Partitioning segmentations

There are many situations where we might want so selectively in- or exclude segments from a segmentation. For instance, a user might be want to exclude from a word segmentation all those that are less than 4 letters long. The :ref:Select widget is tailored for such tasks.

The widget's interface (see :ref:figure 1 <partitioning_segmentations_fig1> below) offers a choice between two modes: Include and Exclude. Depending on this parameter, incoming segments that satisfy a given condition will be either included in or excluded from the output segmentation. By default (i.e. when the Advanced settings box is unchecked), the condition is specified by means of a regex, which will be applied to each incoming segment successively. (For now, the option Annotation key: (none) can be ignored.)

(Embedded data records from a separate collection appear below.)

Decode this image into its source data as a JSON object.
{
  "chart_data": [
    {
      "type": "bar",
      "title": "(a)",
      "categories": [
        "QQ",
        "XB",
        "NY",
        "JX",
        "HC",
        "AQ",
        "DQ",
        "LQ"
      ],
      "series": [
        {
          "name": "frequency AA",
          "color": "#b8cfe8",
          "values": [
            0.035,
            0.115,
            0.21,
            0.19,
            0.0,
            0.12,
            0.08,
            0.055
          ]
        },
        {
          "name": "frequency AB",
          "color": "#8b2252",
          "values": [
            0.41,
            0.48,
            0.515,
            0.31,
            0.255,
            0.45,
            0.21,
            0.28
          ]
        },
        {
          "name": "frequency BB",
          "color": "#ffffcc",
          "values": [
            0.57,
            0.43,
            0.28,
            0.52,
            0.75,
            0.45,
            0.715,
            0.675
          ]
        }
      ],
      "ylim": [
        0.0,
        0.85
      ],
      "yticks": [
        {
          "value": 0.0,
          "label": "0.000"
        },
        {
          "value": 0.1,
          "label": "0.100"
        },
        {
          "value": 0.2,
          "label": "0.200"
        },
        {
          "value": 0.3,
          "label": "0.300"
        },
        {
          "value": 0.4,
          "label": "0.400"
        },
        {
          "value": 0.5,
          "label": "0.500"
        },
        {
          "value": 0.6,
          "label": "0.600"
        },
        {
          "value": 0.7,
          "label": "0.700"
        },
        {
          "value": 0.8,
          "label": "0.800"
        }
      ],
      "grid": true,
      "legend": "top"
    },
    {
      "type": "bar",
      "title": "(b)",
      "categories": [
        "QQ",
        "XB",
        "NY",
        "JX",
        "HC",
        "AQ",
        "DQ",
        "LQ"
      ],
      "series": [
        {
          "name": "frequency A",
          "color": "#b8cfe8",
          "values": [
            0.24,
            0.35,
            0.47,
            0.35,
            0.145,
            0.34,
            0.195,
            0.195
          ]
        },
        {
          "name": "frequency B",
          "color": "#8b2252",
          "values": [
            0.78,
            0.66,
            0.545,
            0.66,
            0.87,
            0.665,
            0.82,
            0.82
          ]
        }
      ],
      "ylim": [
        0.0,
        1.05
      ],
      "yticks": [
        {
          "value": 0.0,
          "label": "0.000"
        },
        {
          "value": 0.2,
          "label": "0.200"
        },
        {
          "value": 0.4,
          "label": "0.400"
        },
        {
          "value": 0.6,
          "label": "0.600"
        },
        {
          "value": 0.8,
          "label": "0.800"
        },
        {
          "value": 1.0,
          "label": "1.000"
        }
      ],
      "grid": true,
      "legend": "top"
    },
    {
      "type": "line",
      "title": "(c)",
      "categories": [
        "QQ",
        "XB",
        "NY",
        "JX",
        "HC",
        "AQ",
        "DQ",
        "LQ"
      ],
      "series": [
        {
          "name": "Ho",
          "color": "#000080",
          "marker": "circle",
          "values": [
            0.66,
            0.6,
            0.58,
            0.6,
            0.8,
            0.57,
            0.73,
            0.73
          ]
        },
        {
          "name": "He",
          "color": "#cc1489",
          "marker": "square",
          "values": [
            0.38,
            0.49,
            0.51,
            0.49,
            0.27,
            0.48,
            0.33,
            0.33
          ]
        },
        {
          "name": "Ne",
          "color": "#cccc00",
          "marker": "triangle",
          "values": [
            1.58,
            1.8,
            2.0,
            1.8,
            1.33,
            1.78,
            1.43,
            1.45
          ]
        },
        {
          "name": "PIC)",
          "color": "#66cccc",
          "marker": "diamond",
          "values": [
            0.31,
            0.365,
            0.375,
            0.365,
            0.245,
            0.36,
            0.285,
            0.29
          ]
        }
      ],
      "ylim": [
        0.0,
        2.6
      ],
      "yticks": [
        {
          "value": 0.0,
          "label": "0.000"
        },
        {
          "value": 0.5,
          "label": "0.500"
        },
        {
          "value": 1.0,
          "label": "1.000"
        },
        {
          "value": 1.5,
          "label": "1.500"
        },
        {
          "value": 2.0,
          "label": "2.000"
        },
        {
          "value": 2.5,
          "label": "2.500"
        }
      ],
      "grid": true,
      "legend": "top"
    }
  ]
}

Figure 1: Excluding short words with widget :ref:Select.

In the example of :ref:figure 1 <partitioning_segmentations_fig1>, the widget is configured to exclude all incoming segments containing no more than 3 letters. Note that without the beginning of segment and end of segment anchors (^ and \$), all words containing at least a sequence of 1 to 3 letters--i.e. all the words--would be excluded.

Note that :ref:Select automatically emits a second segmentation containing all the segments that have been discarded from the main output segmentation (in the case of :ref:figure 1 <partitioning_segmentations_fig1> above, that would be all words less than 4 letters long). This feature is useful when both the selected and the discarded segments are to be further processed on distinct branches. By default, when :ref:Select is connected to another widget, the main segmentation is being emitted. In order to send the segmentation of discarded segments instead, right-click on the outgoing connexion and select Reset Signals (see :ref:figure 2 <partitioning_segmentations_fig2> below).

Figure 2: Right-clicking on a connexion and requesting to Reset Signals.

This opens the dialog shown on :ref:figure 3 <partitioning_segmentations_fig3> below, where the user can "drag-and-drop" from the gray box next to Discarded data up to the box next to Segmentation, thus replacing the existing green connexion. Clicking OK validates the modification and sends the discarded data through the connexion.

Figure 3: This dialog allows the user to select a non-default connexion between two widgets.